LCB_ERR_TIMEOUT (201) occurring MANY times per day

It fetched 380K documents because you don’t have right index of your correlated query.
Every main query row it scanning demo for all type=‘choice’.

  1. Create CREATE INDEX ix1 ON demo(type, code, label);
  2. You only doing [0]th element so Add LIMIT 1 inside correlated subquery
SELECT a.*, META().id AS metaid,
       (SELECT RAW b.label
         FROM demo b
         WHERE b.type='choice'
        AND b.code = a.code
        LIMIT 1)[0] AS _signature_reason_label
FROM demo a
WHERE a.type = 'signature_form'
    AND (archived IS MISSING
        OR archived = NULL
        OR archived = FALSE)
1 Like

Thanks for the input. We added a modified version of the index you suggested:

CREATE INDEX `idx_choice_type_code_label` ON `demo`(`type`,`code`,`label`) WHERE (`type` = "choice")

And this was sufficient to improve performance (even without LIMIT 1).

Update: we added the additional suggested index

CREATE INDEX ix1 ON npky(ansDispatched DESC, ansStatus, ansCallSign, ansSource)

which improves the performance of the original query. More importantly though, it seems to now be preventing the timeout error altogether.

In other words, with this index in place, we no longer get random timeouts. We can execute and re-execute the same query over and over with no timeouts.

Of course, the question remains: Why does the absence of this index cause the entire query to fail completely, but only sometimes? If we’re lacking the ideal index, I would expect slower query performance, not random query failures.

Thanks again for everyone’s help.

When used OrderedIntersectScan/IntersectScan there are synchronization problem. Most of them fixed but looks like there corner case left. This is bug track via [MB-52662] (https://issues.couchbase.com/browse/MB-52662). Thanks for reporting the issue.
When used new index it reduced number of intersects or eliminated.

In this situation CBO (EE) might help to choose best index avoid IntersectScans if possible.

1 Like

My understanding is that an IntersectScan occurs when 2 or more separate indexes are referenced in a single WHERE clause. Is this correct? If so, should we now be attempting to avoid ALL IntersectScans until further notice? Because we support ad-hoc querying by our users, it’s not very practical for us to have to try to create a pure covering index for every possible query shape in an attempt to avoid these timeouts. Thanks again.

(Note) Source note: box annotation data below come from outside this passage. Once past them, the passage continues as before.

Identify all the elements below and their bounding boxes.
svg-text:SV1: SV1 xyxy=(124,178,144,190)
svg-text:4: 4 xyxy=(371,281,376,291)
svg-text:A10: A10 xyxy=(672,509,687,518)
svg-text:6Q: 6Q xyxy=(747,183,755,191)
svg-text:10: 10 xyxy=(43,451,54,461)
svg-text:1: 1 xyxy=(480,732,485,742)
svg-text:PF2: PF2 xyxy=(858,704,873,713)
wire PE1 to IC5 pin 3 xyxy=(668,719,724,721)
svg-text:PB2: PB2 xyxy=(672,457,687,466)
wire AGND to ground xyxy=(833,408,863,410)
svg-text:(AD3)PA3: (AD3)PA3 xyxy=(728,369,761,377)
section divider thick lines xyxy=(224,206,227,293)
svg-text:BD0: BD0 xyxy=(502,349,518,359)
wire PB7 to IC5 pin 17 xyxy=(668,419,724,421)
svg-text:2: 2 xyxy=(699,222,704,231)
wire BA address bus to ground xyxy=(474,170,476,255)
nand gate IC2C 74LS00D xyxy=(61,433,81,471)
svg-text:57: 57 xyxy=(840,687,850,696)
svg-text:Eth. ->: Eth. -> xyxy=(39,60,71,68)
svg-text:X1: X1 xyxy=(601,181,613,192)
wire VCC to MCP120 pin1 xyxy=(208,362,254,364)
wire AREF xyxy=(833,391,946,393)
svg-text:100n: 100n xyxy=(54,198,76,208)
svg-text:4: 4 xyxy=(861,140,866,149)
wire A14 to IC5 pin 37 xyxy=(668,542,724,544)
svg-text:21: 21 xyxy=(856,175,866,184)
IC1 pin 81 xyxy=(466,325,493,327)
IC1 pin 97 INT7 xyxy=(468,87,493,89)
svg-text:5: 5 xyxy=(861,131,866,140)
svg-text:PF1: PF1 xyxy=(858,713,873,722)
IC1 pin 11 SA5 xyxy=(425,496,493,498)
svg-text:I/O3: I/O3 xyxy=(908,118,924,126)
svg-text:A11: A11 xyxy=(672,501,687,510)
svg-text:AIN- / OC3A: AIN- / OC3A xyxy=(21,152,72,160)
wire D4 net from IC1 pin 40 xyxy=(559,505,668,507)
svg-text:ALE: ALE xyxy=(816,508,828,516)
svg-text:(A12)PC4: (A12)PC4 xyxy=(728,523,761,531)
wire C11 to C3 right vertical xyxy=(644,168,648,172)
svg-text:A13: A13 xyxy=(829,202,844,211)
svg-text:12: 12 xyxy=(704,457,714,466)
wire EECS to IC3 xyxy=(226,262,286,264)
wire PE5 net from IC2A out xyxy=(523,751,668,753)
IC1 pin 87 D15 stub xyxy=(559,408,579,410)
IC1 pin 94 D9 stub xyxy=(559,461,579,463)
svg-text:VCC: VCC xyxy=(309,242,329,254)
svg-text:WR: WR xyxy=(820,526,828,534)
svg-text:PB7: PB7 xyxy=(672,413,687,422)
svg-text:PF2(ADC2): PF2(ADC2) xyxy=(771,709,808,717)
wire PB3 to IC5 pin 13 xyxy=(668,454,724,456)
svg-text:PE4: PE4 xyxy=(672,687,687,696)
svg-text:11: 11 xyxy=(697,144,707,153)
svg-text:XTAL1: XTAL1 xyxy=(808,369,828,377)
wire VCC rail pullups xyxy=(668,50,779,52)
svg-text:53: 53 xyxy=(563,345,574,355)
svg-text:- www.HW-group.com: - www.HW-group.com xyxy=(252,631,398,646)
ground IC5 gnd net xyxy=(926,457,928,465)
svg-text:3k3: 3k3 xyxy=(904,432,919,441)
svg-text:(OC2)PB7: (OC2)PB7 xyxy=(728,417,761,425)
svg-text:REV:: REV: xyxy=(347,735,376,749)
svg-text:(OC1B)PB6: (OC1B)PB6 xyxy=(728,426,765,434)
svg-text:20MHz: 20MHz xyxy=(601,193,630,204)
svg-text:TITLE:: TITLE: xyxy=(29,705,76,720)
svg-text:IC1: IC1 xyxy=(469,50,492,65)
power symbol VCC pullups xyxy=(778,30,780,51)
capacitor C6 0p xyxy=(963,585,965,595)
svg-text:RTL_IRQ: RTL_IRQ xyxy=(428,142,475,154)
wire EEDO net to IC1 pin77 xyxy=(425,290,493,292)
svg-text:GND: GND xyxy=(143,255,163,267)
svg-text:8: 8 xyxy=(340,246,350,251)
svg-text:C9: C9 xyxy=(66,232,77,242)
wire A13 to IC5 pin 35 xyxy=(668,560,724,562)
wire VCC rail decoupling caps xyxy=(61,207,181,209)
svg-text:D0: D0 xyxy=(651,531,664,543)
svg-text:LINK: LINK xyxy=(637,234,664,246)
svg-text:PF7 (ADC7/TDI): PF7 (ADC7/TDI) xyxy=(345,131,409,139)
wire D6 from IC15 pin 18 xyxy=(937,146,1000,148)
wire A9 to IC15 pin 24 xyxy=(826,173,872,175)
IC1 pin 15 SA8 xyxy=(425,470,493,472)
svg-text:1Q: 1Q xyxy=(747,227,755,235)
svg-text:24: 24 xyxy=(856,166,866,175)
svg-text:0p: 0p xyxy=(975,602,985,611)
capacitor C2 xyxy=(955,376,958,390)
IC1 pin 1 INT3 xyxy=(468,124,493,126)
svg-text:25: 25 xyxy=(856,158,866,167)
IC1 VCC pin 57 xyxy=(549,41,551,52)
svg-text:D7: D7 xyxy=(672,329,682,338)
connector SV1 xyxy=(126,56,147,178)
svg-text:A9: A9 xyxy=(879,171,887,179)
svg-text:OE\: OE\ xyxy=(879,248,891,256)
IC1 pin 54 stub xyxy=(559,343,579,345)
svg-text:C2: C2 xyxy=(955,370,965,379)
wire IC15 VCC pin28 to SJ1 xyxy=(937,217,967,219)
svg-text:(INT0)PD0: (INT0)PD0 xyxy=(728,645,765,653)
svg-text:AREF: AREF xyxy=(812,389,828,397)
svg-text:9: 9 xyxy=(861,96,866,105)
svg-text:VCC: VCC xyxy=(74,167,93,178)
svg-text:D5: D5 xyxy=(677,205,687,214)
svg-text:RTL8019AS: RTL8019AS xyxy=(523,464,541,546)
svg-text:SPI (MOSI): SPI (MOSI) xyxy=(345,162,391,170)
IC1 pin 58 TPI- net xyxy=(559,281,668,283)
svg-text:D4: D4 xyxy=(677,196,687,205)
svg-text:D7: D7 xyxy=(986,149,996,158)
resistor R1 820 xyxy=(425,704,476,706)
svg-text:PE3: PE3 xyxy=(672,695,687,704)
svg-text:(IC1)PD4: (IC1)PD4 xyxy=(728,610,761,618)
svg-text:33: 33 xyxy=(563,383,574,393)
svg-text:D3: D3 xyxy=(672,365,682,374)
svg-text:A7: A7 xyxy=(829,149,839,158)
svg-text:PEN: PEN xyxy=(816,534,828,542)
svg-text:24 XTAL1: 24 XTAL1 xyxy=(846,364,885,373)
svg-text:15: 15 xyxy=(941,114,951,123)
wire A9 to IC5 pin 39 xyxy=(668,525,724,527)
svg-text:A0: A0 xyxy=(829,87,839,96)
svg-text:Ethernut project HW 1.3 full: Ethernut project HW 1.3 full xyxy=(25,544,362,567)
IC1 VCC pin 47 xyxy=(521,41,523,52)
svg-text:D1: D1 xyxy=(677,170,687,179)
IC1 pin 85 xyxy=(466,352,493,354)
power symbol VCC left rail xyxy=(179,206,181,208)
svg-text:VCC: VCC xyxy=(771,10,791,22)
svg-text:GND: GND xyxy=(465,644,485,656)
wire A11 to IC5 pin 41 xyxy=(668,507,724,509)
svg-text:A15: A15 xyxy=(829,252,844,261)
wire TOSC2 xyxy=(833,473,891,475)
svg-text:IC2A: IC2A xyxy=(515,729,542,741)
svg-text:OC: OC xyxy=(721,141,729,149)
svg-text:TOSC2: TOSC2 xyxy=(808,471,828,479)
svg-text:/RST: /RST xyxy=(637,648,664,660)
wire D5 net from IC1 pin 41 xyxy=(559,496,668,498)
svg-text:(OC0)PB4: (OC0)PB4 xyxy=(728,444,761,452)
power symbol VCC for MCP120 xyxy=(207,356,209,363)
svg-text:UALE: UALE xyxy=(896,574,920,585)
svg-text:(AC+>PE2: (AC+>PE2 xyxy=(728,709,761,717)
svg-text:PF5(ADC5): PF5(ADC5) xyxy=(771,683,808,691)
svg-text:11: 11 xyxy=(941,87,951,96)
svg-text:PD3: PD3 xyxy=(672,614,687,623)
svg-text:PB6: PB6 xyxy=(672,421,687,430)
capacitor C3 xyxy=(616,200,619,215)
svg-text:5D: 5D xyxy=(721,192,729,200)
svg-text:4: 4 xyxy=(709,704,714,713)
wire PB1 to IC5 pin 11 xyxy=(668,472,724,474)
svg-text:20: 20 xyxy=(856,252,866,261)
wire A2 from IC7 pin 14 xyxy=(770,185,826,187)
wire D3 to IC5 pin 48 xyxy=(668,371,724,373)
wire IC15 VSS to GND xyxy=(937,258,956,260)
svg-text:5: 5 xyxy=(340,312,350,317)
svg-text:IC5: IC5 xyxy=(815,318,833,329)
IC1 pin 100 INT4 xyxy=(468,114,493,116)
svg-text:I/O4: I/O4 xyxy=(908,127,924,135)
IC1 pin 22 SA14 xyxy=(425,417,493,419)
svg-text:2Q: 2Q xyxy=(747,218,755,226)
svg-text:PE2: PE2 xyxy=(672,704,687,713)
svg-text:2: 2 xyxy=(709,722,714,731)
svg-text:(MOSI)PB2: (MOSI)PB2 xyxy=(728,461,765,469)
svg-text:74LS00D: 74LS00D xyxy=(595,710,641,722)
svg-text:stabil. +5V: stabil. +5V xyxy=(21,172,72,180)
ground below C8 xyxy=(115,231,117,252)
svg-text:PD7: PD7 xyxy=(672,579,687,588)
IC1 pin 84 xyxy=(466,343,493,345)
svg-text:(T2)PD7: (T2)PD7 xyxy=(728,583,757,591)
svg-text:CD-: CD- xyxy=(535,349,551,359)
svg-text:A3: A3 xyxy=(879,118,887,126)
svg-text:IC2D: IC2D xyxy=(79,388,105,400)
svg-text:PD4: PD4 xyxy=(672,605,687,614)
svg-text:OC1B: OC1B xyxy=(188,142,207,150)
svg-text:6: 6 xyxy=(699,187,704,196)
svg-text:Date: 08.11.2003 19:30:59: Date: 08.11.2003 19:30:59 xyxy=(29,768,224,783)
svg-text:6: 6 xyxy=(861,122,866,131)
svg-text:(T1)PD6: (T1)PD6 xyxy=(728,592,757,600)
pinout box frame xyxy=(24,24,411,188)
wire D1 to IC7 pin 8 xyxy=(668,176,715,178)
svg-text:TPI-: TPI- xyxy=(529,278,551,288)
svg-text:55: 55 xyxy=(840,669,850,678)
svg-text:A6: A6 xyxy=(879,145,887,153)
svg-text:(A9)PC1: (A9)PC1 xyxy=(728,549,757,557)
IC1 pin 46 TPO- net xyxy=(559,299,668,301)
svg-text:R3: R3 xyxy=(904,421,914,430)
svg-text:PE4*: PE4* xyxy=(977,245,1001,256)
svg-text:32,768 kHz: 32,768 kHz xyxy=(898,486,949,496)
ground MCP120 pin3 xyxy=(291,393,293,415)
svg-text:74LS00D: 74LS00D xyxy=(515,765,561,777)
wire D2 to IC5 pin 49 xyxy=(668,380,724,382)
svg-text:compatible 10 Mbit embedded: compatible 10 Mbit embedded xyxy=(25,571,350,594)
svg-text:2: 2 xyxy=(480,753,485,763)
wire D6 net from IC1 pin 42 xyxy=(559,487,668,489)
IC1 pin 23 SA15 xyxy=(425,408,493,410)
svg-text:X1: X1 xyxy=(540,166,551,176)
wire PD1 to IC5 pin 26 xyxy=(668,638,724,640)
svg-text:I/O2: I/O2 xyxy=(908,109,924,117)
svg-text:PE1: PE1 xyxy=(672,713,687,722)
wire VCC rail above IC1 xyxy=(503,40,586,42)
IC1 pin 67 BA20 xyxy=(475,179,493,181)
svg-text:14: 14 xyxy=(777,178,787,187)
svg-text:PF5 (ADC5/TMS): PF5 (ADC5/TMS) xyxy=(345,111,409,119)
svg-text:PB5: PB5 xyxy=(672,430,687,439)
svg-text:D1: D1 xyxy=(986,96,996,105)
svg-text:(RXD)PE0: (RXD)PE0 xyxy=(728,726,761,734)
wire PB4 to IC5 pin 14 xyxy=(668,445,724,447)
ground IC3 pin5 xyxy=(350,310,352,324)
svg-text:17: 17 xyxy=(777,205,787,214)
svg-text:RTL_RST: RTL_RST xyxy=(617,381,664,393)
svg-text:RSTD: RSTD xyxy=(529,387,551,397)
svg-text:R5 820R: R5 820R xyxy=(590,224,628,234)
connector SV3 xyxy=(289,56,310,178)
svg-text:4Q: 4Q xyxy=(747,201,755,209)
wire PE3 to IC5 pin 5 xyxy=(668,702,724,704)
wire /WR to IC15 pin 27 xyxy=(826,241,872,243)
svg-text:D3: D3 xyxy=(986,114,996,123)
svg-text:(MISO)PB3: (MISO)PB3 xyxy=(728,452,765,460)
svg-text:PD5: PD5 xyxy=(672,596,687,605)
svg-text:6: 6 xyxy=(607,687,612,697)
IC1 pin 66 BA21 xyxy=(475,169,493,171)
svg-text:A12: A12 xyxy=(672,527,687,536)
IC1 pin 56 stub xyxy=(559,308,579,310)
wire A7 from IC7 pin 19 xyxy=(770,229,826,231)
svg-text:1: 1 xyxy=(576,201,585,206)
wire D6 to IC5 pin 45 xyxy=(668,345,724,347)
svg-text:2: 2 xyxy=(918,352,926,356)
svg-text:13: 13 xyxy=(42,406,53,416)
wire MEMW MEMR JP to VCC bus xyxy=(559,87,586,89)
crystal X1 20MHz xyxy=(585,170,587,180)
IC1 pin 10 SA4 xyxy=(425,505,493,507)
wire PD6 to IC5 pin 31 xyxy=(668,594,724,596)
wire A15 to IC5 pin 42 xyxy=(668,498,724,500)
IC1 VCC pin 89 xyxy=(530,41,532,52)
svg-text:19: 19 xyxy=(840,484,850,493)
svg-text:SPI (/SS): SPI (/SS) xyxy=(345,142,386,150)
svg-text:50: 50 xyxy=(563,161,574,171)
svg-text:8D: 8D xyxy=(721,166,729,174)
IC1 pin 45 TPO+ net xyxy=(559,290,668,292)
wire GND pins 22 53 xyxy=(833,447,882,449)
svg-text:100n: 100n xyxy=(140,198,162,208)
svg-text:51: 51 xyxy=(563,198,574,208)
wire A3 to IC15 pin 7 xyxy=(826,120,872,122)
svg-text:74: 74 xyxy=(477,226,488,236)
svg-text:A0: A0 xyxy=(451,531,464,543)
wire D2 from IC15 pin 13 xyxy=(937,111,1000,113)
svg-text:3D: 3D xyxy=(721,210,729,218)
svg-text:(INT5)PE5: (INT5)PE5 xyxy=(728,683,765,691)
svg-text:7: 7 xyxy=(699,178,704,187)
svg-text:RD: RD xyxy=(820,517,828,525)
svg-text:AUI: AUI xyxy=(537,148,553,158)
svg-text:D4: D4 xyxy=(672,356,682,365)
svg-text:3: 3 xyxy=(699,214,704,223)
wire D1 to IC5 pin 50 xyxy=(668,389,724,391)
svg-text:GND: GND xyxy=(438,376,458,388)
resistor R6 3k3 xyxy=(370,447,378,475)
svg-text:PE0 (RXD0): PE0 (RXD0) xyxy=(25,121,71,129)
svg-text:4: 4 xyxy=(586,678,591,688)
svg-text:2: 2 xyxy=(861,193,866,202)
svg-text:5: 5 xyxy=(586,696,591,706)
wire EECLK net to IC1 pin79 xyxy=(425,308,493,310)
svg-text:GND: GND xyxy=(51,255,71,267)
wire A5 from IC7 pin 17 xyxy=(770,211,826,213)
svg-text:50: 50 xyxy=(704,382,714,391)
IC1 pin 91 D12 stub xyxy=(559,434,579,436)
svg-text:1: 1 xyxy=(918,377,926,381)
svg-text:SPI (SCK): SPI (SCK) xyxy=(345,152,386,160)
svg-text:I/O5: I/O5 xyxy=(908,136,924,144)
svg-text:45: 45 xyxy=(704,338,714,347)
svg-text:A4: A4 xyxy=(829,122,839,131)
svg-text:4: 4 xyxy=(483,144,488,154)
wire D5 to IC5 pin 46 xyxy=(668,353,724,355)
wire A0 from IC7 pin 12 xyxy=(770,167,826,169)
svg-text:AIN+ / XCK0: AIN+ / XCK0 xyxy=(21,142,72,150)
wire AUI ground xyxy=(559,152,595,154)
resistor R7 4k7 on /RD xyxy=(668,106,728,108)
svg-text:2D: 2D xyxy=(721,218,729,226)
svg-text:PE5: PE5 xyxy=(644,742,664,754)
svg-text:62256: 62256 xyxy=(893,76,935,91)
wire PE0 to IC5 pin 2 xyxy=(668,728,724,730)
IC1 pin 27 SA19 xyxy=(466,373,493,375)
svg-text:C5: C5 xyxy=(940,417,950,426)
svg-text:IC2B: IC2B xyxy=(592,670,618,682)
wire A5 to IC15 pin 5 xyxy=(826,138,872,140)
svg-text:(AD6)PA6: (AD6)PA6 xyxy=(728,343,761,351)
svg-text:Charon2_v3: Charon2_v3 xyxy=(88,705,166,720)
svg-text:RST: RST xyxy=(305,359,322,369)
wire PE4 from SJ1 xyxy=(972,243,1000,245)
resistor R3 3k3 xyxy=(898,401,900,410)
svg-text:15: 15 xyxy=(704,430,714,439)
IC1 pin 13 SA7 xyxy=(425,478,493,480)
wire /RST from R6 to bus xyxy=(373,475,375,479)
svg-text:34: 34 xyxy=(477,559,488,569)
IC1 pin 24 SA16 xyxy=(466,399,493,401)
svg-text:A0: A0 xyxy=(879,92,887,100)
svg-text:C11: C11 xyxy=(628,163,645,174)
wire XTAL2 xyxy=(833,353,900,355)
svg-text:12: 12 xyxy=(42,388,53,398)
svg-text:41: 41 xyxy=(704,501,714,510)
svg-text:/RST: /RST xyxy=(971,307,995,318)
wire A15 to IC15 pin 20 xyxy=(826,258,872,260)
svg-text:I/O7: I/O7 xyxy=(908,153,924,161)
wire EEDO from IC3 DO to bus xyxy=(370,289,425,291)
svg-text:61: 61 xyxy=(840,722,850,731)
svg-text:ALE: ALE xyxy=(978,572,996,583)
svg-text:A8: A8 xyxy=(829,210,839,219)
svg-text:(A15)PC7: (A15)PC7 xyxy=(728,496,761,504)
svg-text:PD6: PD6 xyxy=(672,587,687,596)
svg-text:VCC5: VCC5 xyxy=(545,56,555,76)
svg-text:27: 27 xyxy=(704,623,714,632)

Most of the issues in this area are addressed. After 7.0.2 this first one found.
Aways it is not possible create single index with all where clause fields.
Most cases should work. Planner will try pick composite index and try any subset indexes.
If issue avoid with USE INDEX.

Yes, it is what I was asking for, but again it does not show an intersect scan being executed.
The only thing that I can spot is one request doing a primary scan (scan/fetch/project)

Well now that we’ve added the covering index, we’re not experiencing the timeouts any more. I guess we can delete the covering index in an attempt to restore the errors so we can capture a debug, but if the previous debug output doesn’t include the intersect scan, then I’m not sure about WHEN the debug needs to be run, i.e. what range of time does debug cover? Do we have to perfectly synchronize a timeout with running debug?

:wink: You would have to produce stacks after the request starts, but before the timeout kicks in and the requests winds down.
You collect too early and the intersect scan hasn’t started, too late, and we don’t have the request anymore.

We have two possible stall scenarios here:
1- the intersect scan waits for one or more of the children to go away: in this case the intersect scan goroutine would show
2- the intersect scan goroutine terminates, but leaves an incorrect state: in this case the intersect scan goroutine would not show among the stacks, but the main request goroutine would show in a specific state

So far I haven’t seen either.

We ran the debug script again. This time, we removed the covering index that prevents the bad query from timing out, then started the bad query, then once it was clear the query was going to timeout (e.g. no response after 10 seconds), we ran the debug script and captured the output.

debug.zip (19.3 KB)

Hope this is correct. I do see an intersect scan captured.